COVID-19 presents a real-time educational opportunity

Engaging middle and high school students in learning how science happens

What do you remember about middle and high school science classes? You may remember spending a few weeks learning about what scientists do (like measuring things and the scientific method). Then, you remember having to memorize things like the phases of mitosis, the chemical symbol of tungsten (W), and the gravitational constant (-9.81 m/s2). You may also remember doing “labs” to verify these concepts. For example, you may have shined light on an elodea plant in an aquarium and observed the carbon dioxide bubbles that form. Or you might remember looking through a light microscope to identify protists, like euglena. But did you ever have a chance to learn by actually engaging in science with investigations connected to a current event? What about an international pandemic?

The COVID-19 outbreak creates an opportunity to engage middle and high school students in multiple explorations to help them better understand how scientists create new knowledge, while applying the disciplinary content from state standards taught in K-12 schools. This post describes the development of an online course faculty at Penn State’s Center for Science and the Schools are co-developing with experts in virology, epidemiology, agent-based modeling, and public health preparedness. It will be free to use and delivered digitally so teachers can use it in their classrooms or remotely if schools offer some level of distance learning this fall.

Education Reform and “The Practices”

For several years, K-12 science, technology, engineering, and math (STEM) teacher educators have been encouraging teachers to have students mimic the activities of experts in the field while learning and applying the disciplinary content. Originally described as inquiry-based teaching in 1960 by Joseph Schwab, the concept of having students investigate like scientists has been around for a long time. However, it’s also been misunderstood and is rarely used effectively. In the past two decades, there has been a shift away from the focus on inquiry and an emphasis on using the discourse and practices of researchers. Most recently, education reformers in the U.S. have identified ten practices of scientists and engineers and they are included in the Next Generation Science Standards and several state standards.

Figure 1: Practices

Figure showing Education Reform and “The Practices”.

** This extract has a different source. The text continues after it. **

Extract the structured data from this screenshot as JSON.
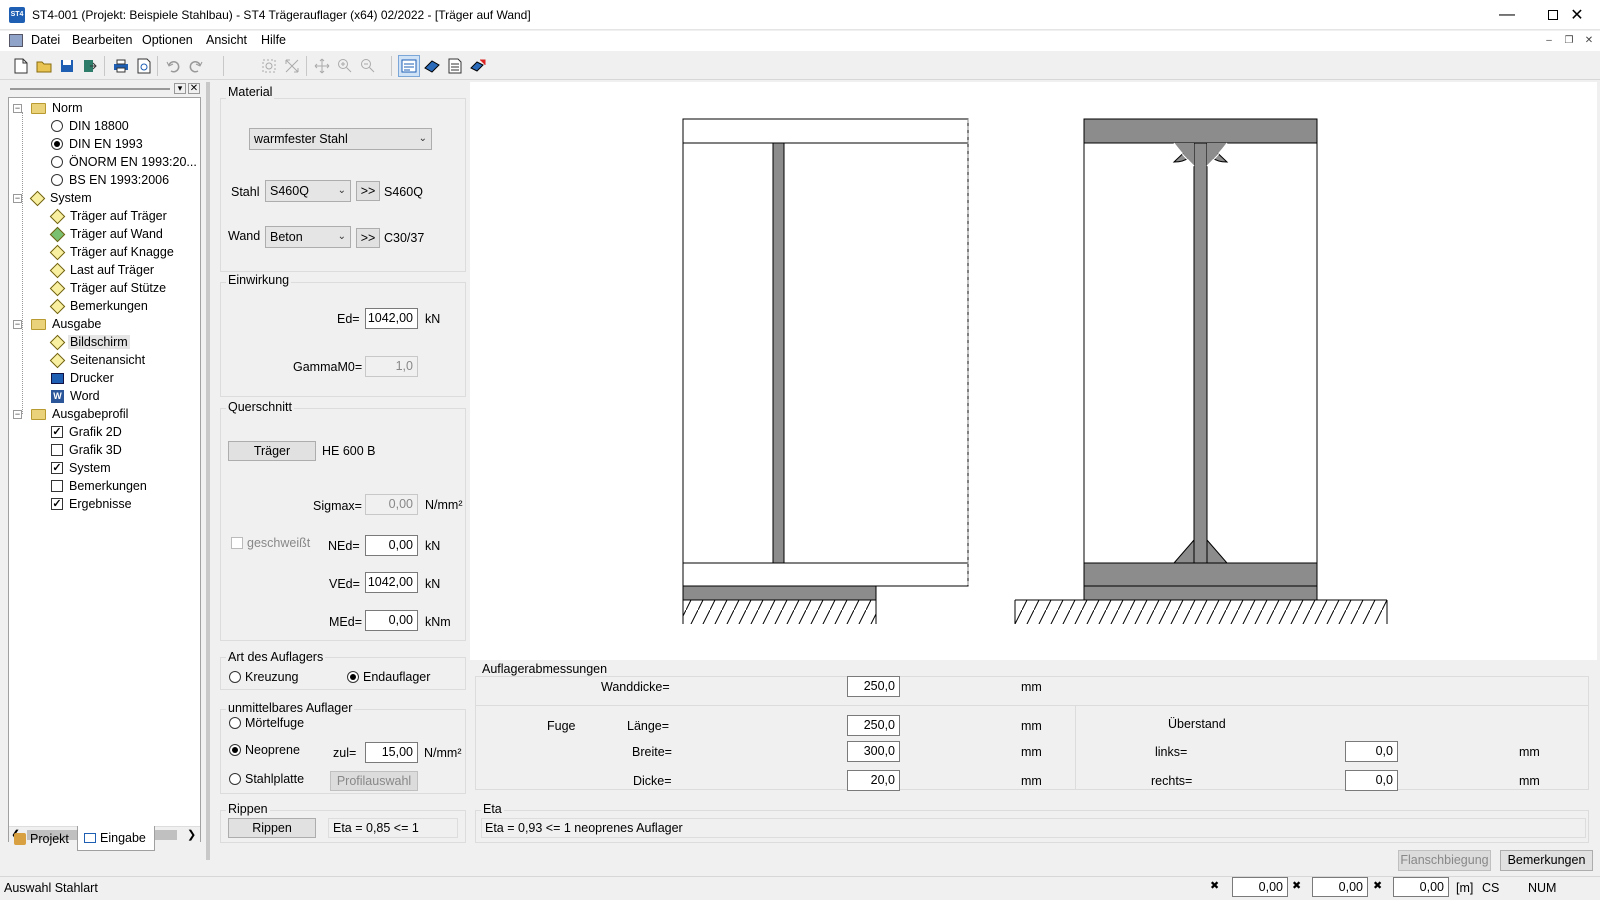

Practices like “asking questions” and “analyzing and interpreting data” are found in the traditional scientific method. However, the scientific method is a myth. It oversimplifies a process whose goal is to convince the field that the claims are true. The traditional scientific method also limits methodology to only hypothesis-driven investigations that can be achieved using controlled experiments. In many fields, hypotheses are not necessary and controlled experiments are not possible.

Engaging precollege learners in the practices of experts helps them understand how scientific knowledge is created, and it helps them be more savvy consumers of science and science reporting. However, both teachers and teacher educators struggle with identifying authentic practices that can be modified for classroom use, because their jobs rarely include interactions with experts in science and engineering. Teachers have few opportunities to become familiar with technical research and associated practices as well as effective pedagogical approaches for incorporating these practices into K-12 curriculum and instruction.

Center for Science and the Schools (CSATS)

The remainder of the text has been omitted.